Che se qualcuno vi fa notare che il naso vi pende un pochino verso destra... no? che jeri avete detto una bugia... nemmeno? piccola piccola, via, senza conseguenze... Insomma, se qualche volta, appena appena avvertite di non essere per gli altri quello stesso che per voi; che fate? (Siate sinceri.)
Nulla fate, o ben poco. Ritenete al più al più, con bella e intera sicurezza di voi stessi, che gli altri vi hanno mal compreso, mal giudicato; e basta. 

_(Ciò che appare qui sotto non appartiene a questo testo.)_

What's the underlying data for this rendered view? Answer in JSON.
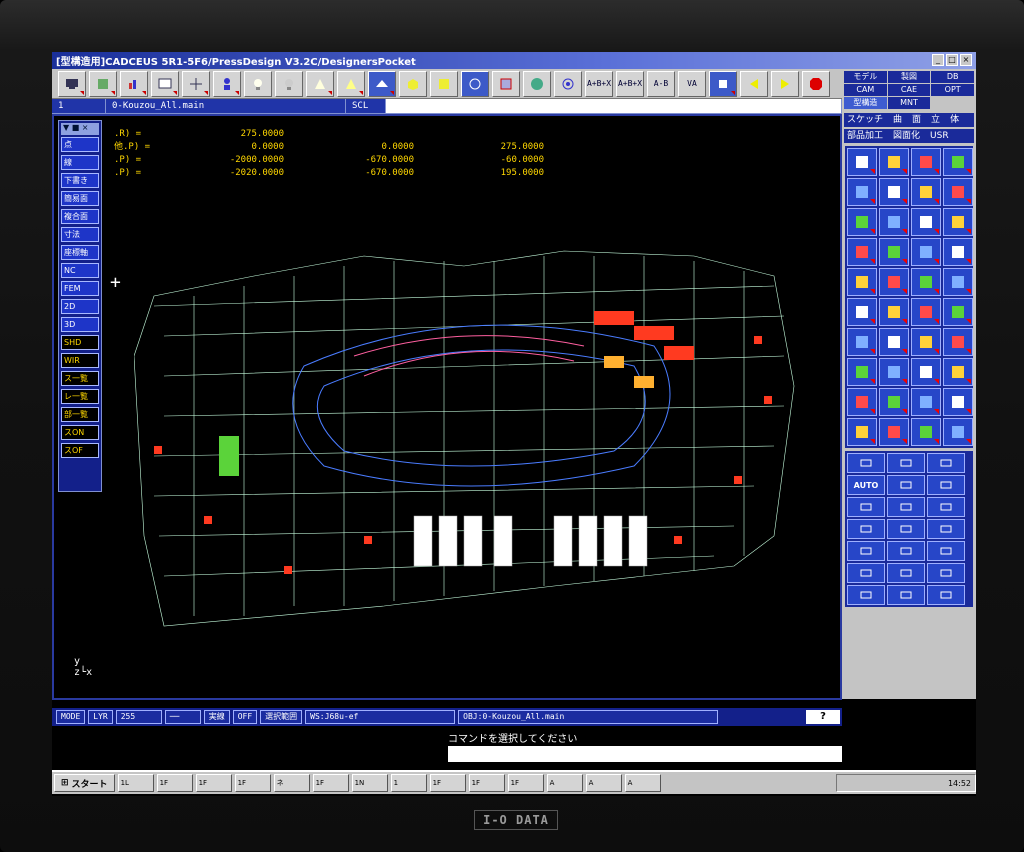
{
  "window": {
    "title": "[型構造用]CADCEUS 5R1-5F6/PressDesign V3.2C/DesignersPocket",
    "min": "_",
    "max": "□",
    "close": "×"
  },
  "toolbar": {
    "buttons": [
      "A+B+X",
      "A+B+X",
      "A-B",
      "VA",
      "STOP"
    ]
  },
  "tabs": {
    "index": "1",
    "file": "0-Kouzou_All.main",
    "mode": "SCL"
  },
  "coords": [
    {
      "label": ".R) =",
      "v1": "275.0000",
      "v2": "",
      "v3": ""
    },
    {
      "label": "他.P) =",
      "v1": "0.0000",
      "v2": "0.0000",
      "v3": "275.0000"
    },
    {
      "label": ".P) =",
      "v1": "-2000.0000",
      "v2": "-670.0000",
      "v3": "-60.0000"
    },
    {
      "label": ".P) =",
      "v1": "-2020.0000",
      "v2": "-670.0000",
      "v3": "195.0000"
    }
  ],
  "left_menu": {
    "items": [
      {
        "label": "点",
        "highlight": false
      },
      {
        "label": "線",
        "highlight": false
      },
      {
        "label": "下書き",
        "highlight": false
      },
      {
        "label": "簡易面",
        "highlight": false
      },
      {
        "label": "複合面",
        "highlight": false
      },
      {
        "label": "寸法",
        "highlight": false
      },
      {
        "label": "座標軸",
        "highlight": false
      },
      {
        "label": "NC",
        "highlight": false
      },
      {
        "label": "FEM",
        "highlight": false
      },
      {
        "label": "2D",
        "highlight": false
      },
      {
        "label": "3D",
        "highlight": false
      },
      {
        "label": "SHD",
        "highlight": true
      },
      {
        "label": "WIR",
        "highlight": true
      },
      {
        "label": "ス一覧",
        "highlight": true
      },
      {
        "label": "レ一覧",
        "highlight": true
      },
      {
        "label": "部一覧",
        "highlight": true
      },
      {
        "label": "スON",
        "highlight": true
      },
      {
        "label": "スOF",
        "highlight": true
      }
    ]
  },
  "right_panel": {
    "tabs": [
      "モデル",
      "製図",
      "DB",
      "CAM",
      "CAE",
      "OPT",
      "型構造",
      "MNT"
    ],
    "selected_tab": "型構造",
    "section1": [
      "スケッチ",
      "曲",
      "面",
      "立",
      "体"
    ],
    "section2": [
      "部品加工",
      "図面化",
      "USR"
    ],
    "icons": [
      "new-doc",
      "chart",
      "save",
      "open",
      "folder",
      "zoom",
      "part",
      "shape",
      "mesh",
      "wave",
      "tool",
      "vrml",
      "gear",
      "grid",
      "box",
      "target",
      "measure",
      "cube",
      "check",
      "solid",
      "book",
      "jig",
      "arrow",
      "key",
      "plate",
      "frame",
      "label",
      "cone",
      "bolt",
      "spr",
      "wing",
      "image",
      "wave2",
      "copy",
      "move",
      "mirror",
      "rotate",
      "scale",
      "layer",
      "stack"
    ],
    "icons2": [
      "rect",
      "link",
      "gear2",
      "AUTO",
      "cross",
      "line",
      "curve",
      "dash",
      "box2",
      "search",
      "window",
      "view",
      "grid2",
      "rot",
      "rot2",
      "xyz",
      "xyz2",
      "table",
      "x-axis",
      "y-axis",
      "sun"
    ]
  },
  "status": {
    "mode": "MODE",
    "layer": "LYR",
    "num": "255",
    "s1": "実線",
    "s2": "OFF",
    "s3": "選択範囲",
    "ws": "WS:J68u-ef",
    "obj": "OBJ:0-Kouzou_All.main",
    "help": "?"
  },
  "command": {
    "prompt": "コマンドを選択してください"
  },
  "taskbar": {
    "start": "スタート",
    "items": [
      "1L",
      "1F",
      "1F",
      "1F",
      "ネ",
      "1F",
      "1N",
      "1",
      "1F",
      "1F",
      "1F",
      "A",
      "A",
      "A"
    ],
    "tray": "14:52"
  },
  "bezel": {
    "brand": "I-O DATA"
  },
  "axis": {
    "x": "x",
    "y": "y",
    "z": "z"
  }
}
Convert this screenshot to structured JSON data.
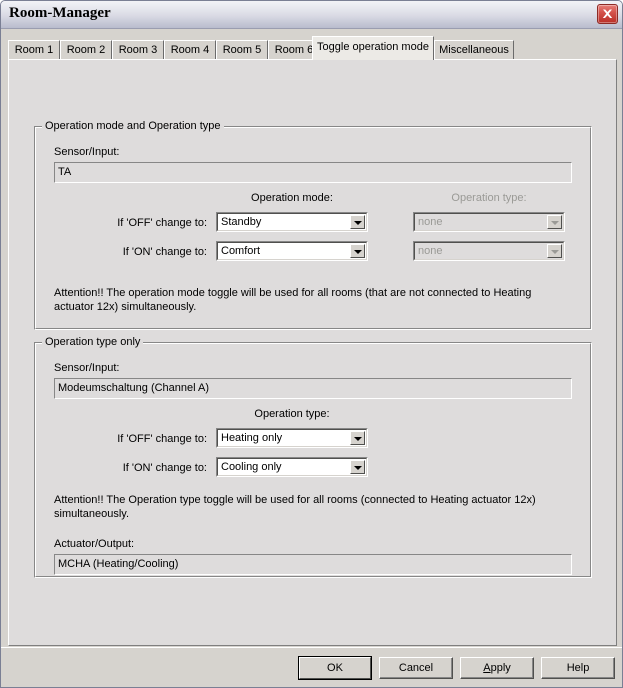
{
  "window": {
    "title": "Room-Manager",
    "close_icon": "close-icon"
  },
  "tabs": [
    {
      "label": "Room 1",
      "selected": false
    },
    {
      "label": "Room 2",
      "selected": false
    },
    {
      "label": "Room 3",
      "selected": false
    },
    {
      "label": "Room 4",
      "selected": false
    },
    {
      "label": "Room 5",
      "selected": false
    },
    {
      "label": "Room 6",
      "selected": false
    },
    {
      "label": "Toggle operation mode",
      "selected": true
    },
    {
      "label": "Miscellaneous",
      "selected": false
    }
  ],
  "group1": {
    "title": "Operation mode and Operation type",
    "sensor_label": "Sensor/Input:",
    "sensor_value": "TA",
    "operation_mode_header": "Operation mode:",
    "operation_type_header": "Operation type:",
    "off_label": "If 'OFF' change to:",
    "on_label": "If 'ON' change to:",
    "off_mode_value": "Standby",
    "on_mode_value": "Comfort",
    "off_type_value": "none",
    "on_type_value": "none",
    "attention": "Attention!! The operation mode toggle will be used for all rooms (that are not connected to Heating actuator 12x) simultaneously."
  },
  "group2": {
    "title": "Operation type only",
    "sensor_label": "Sensor/Input:",
    "sensor_value": "Modeumschaltung  (Channel A)",
    "operation_type_header": "Operation type:",
    "off_label": "If 'OFF' change to:",
    "on_label": "If 'ON' change to:",
    "off_type_value": "Heating only",
    "on_type_value": "Cooling only",
    "attention": "Attention!! The Operation type toggle will be used for all rooms (connected to Heating actuator 12x) simultaneously.",
    "actuator_label": "Actuator/Output:",
    "actuator_value": "MCHA  (Heating/Cooling)"
  },
  "buttons": {
    "ok": "OK",
    "cancel": "Cancel",
    "apply_mnemonic": "A",
    "apply_rest": "pply",
    "help": "Help"
  },
  "colors": {
    "face": "#d6d3ce",
    "page": "#dedcdc",
    "disabled_text": "#9a9a96",
    "close_red": "#b92e27"
  }
}
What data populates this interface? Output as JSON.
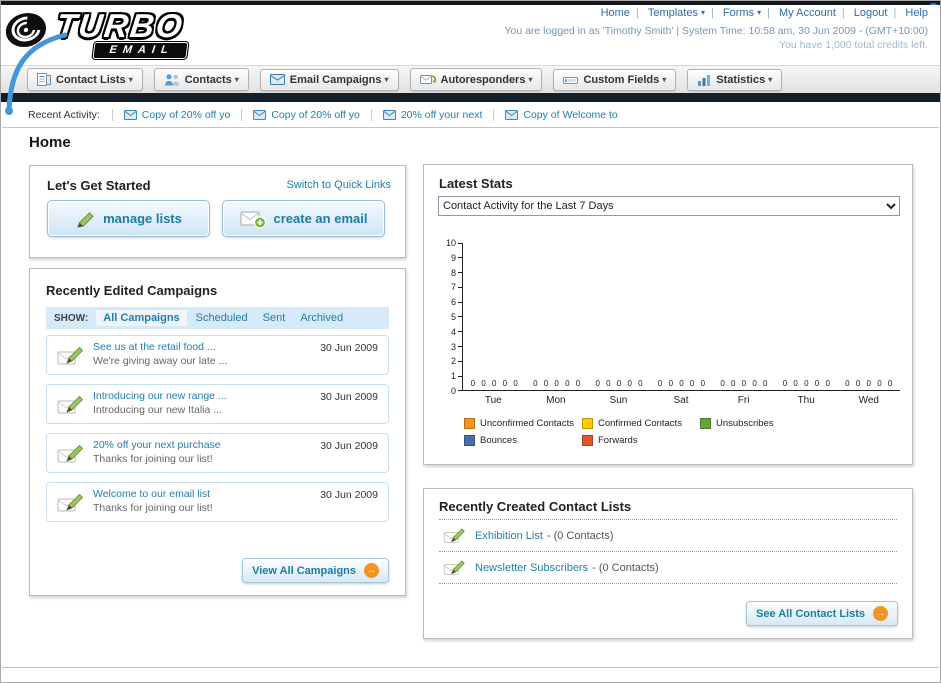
{
  "icons": {
    "caret": "▾",
    "arrow_right": "→"
  },
  "colors": {
    "accent_orange": "#f7941d",
    "link_teal": "#1e7fae",
    "link_blue": "#2a6db5",
    "nav_bar_dark": "#141f29",
    "filter_bar_blue": "#d7eafa"
  },
  "header": {
    "logo_top": "TURBO",
    "logo_bottom": "EMAIL",
    "nav": [
      {
        "label": "Home"
      },
      {
        "label": "Templates"
      },
      {
        "label": "Forms"
      },
      {
        "label": "My Account"
      },
      {
        "label": "Logout"
      },
      {
        "label": "Help"
      }
    ],
    "session_line": "You are logged in as 'Timothy Smith' | System Time: 10:58 am, 30 Jun 2009 - (GMT+10:00)",
    "credits_line": "You have 1,000 total credits left."
  },
  "tabs": [
    {
      "label": "Contact Lists"
    },
    {
      "label": "Contacts"
    },
    {
      "label": "Email Campaigns"
    },
    {
      "label": "Autoresponders"
    },
    {
      "label": "Custom Fields"
    },
    {
      "label": "Statistics"
    }
  ],
  "recent_activity": {
    "label": "Recent Activity:",
    "items": [
      {
        "label": "Copy of 20% off yo"
      },
      {
        "label": "Copy of 20% off yo"
      },
      {
        "label": "20% off your next"
      },
      {
        "label": "Copy of Welcome to"
      }
    ]
  },
  "page": {
    "title": "Home"
  },
  "get_started": {
    "title": "Let's Get Started",
    "switch_link": "Switch to Quick Links",
    "manage_lists_label": "manage lists",
    "create_email_label": "create an email"
  },
  "campaigns": {
    "title": "Recently Edited Campaigns",
    "show_label": "SHOW:",
    "filters": [
      {
        "label": "All Campaigns",
        "active": true
      },
      {
        "label": "Scheduled"
      },
      {
        "label": "Sent"
      },
      {
        "label": "Archived"
      }
    ],
    "items": [
      {
        "title": "See us at the retail food ...",
        "subtitle": "We're giving away our late ...",
        "date": "30 Jun 2009"
      },
      {
        "title": "Introducing our new range ...",
        "subtitle": "Introducing our new Italia ...",
        "date": "30 Jun 2009"
      },
      {
        "title": "20% off your next purchase",
        "subtitle": "Thanks for joining our list!",
        "date": "30 Jun 2009"
      },
      {
        "title": "Welcome to our email list",
        "subtitle": "Thanks for joining our list!",
        "date": "30 Jun 2009"
      }
    ],
    "view_all_label": "View All Campaigns"
  },
  "stats": {
    "title": "Latest Stats",
    "dropdown_value": "Contact Activity for the Last 7 Days",
    "chart_data": {
      "type": "bar",
      "title": "Contact Activity for the Last 7 Days",
      "categories": [
        "Tue",
        "Mon",
        "Sun",
        "Sat",
        "Fri",
        "Thu",
        "Wed"
      ],
      "series": [
        {
          "name": "Unconfirmed Contacts",
          "color": "#f7941d",
          "values": [
            0,
            0,
            0,
            0,
            0,
            0,
            0
          ]
        },
        {
          "name": "Confirmed Contacts",
          "color": "#ffcc00",
          "values": [
            0,
            0,
            0,
            0,
            0,
            0,
            0
          ]
        },
        {
          "name": "Unsubscribes",
          "color": "#64a434",
          "values": [
            0,
            0,
            0,
            0,
            0,
            0,
            0
          ]
        },
        {
          "name": "Bounces",
          "color": "#4a6ea9",
          "values": [
            0,
            0,
            0,
            0,
            0,
            0,
            0
          ]
        },
        {
          "name": "Forwards",
          "color": "#e0552a",
          "values": [
            0,
            0,
            0,
            0,
            0,
            0,
            0
          ]
        }
      ],
      "xlabel": "",
      "ylabel": "",
      "ylim": [
        0,
        10
      ],
      "y_tick_step": 1,
      "grid": false,
      "legend_position": "bottom"
    }
  },
  "contact_lists": {
    "title": "Recently Created Contact Lists",
    "items": [
      {
        "name": "Exhibition List",
        "suffix": "- (0 Contacts)"
      },
      {
        "name": "Newsletter Subscribers",
        "suffix": "- (0 Contacts)"
      }
    ],
    "see_all_label": "See All Contact Lists"
  }
}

Da Uno, nessuno e centomila (pp. 901-902, vol. II)



L'ospizio sorge in campagna, in un luogo amenissimo. Io esco ogni mattina, all'alba, perché ora voglio serbare lo spirito, così, fresco d'alba, con tutte le cose come appena si scoprono, che sanno ancora del crudo della notte, prima che il sole ne secchi il respiro umido e le abbagli [...] E l'aria è nuova. E tutto, attimo per attimo, è com'è, che s'avviva per apparire. Volto subito gli occhi per non vedere più nulla fermarsi nella sua apparenza e morire. Così soltanto io posso vivere, ormai. Rinascere attimo per attimo. Impedire che il pensiero si metta in me di nuovo a lavorare, e dentro mi rifaccia il vuoto delle vane costruzioni. La città è lontana. Me ne giunge, a volte, nella calma del vespro, il suono delle campane.